Ele destaca também que os moradores têm o direito de conhecer qualquer obra em área comum do prédio.

“Os moradores podem pedir para ter acesso ao projeto da obra que está sendo feita e toda a documentação. É um direito do condômino saber o que está sendo feito”, alerta.

Contratação de especialista

Para realizar uma obra legal e segura, Antônio Eulálio explica que é preciso contratar um engenheiro ou arquiteto especializado em reforma e que tenha habilitação no Crea. O especialista ainda lembra que é preciso também conseguir uma licença na prefeitura, especificando o tipo de intervenção que será realizada, para que o engenheiro obtenha a Anotação de Responsabilidade Técnica (ART), que comprova a existência de um contrato e garante a realização correta do serviço. É na ART que serão definidos os limites de responsabilidades técnicas executadas pelo profissional contratado.

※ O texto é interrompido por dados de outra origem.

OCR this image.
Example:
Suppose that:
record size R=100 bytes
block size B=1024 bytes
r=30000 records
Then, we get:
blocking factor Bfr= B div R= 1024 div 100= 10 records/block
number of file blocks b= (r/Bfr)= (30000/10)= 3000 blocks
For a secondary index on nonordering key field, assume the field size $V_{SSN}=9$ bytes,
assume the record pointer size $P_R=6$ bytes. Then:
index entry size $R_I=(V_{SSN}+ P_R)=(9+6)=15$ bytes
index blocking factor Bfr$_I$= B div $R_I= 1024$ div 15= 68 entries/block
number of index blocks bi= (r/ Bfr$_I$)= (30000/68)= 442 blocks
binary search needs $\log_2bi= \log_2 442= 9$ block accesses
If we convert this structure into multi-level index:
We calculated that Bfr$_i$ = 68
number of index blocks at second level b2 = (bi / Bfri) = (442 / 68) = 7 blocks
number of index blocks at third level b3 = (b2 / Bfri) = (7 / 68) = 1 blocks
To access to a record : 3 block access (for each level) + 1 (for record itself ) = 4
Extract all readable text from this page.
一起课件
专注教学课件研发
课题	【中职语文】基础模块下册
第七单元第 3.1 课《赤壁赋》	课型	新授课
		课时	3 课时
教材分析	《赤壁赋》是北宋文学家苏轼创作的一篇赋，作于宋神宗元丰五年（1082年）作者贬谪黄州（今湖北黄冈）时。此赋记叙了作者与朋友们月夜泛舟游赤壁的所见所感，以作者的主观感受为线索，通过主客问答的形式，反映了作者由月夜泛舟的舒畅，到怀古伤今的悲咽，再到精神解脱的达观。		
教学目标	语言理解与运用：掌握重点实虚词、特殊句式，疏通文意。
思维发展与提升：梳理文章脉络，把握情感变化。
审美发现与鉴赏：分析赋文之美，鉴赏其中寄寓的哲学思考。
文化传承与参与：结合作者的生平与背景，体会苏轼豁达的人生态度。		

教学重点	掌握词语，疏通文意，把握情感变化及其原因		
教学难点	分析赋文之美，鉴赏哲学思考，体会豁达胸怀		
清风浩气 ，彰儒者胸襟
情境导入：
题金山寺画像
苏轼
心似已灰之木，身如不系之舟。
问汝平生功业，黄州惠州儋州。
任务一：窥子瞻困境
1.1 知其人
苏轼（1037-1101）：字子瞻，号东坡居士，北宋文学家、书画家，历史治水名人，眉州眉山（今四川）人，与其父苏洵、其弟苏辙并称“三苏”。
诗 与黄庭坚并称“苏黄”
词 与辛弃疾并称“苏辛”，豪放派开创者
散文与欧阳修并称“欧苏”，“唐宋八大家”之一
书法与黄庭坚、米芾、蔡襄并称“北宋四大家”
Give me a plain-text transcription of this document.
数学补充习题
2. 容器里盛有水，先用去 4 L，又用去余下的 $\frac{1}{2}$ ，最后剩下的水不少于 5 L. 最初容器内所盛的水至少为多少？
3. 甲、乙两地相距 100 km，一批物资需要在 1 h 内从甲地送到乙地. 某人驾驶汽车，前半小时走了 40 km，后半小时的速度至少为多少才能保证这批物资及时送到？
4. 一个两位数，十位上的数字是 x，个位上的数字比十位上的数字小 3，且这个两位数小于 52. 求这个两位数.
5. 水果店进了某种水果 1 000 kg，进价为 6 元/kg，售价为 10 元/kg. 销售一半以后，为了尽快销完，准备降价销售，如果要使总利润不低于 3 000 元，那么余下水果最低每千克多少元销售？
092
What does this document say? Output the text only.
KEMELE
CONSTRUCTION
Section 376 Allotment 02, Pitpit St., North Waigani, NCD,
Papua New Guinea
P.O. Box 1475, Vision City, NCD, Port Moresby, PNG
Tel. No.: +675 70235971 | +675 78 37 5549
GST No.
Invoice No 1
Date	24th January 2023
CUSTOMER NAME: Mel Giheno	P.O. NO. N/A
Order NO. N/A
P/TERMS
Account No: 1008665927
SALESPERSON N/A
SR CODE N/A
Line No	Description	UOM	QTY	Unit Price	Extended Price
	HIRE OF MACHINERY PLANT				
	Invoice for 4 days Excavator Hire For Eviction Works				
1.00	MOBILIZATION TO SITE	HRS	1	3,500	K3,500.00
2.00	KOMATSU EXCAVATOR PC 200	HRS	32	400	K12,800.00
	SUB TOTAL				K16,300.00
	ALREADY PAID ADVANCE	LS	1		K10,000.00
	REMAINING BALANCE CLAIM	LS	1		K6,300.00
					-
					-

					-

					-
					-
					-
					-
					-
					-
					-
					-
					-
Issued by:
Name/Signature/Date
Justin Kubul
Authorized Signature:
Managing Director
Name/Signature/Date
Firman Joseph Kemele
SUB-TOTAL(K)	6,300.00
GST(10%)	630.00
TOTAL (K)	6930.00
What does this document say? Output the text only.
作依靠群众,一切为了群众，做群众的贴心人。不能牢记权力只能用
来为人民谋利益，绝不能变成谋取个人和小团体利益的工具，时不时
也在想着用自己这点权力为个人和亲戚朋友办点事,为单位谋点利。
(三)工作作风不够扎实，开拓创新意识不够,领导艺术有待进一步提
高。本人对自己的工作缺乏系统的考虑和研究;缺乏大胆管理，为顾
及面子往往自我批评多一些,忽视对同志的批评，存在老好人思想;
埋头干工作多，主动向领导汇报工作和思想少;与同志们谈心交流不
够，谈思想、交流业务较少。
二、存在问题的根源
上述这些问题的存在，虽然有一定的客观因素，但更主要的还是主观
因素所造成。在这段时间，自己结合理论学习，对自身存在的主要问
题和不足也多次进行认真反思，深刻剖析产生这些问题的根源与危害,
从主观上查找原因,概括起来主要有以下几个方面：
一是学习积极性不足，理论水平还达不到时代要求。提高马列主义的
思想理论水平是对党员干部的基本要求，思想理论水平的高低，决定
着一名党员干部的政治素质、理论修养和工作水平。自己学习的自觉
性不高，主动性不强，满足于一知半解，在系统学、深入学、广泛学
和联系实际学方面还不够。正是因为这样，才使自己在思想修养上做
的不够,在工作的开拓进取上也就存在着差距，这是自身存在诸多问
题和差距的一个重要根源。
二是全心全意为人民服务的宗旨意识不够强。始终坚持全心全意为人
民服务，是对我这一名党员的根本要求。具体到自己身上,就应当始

O engenheiro conta que apenas obras de manutenção, como troca de pisos, janelas, azulejos de paredes e pintura interna não precisam de autorização nem contratação de especialista. Porém, intervenções comuns como a abertura de janelas também são proibidas.
“Abrir uma janela é proibido porque modifica o projeto original do prédio, embora não haja risco estrutural”, destaca o engenheiro.

O Sindicato da Habitação do Rio de Janeiro (Secovi Rio) inclusive lançou na quinta-feira uma cartilha em   colaboração com o Crea-RJ  e Conselho de Arquitetura e Urbanismo do Rio de Janeiro (Cau/RJ) para esclarecer síndicos e moradores sobre as regras para manutenção, limites e as responsabilidades dos síndicos e como lidar com o desgaste natural das construções.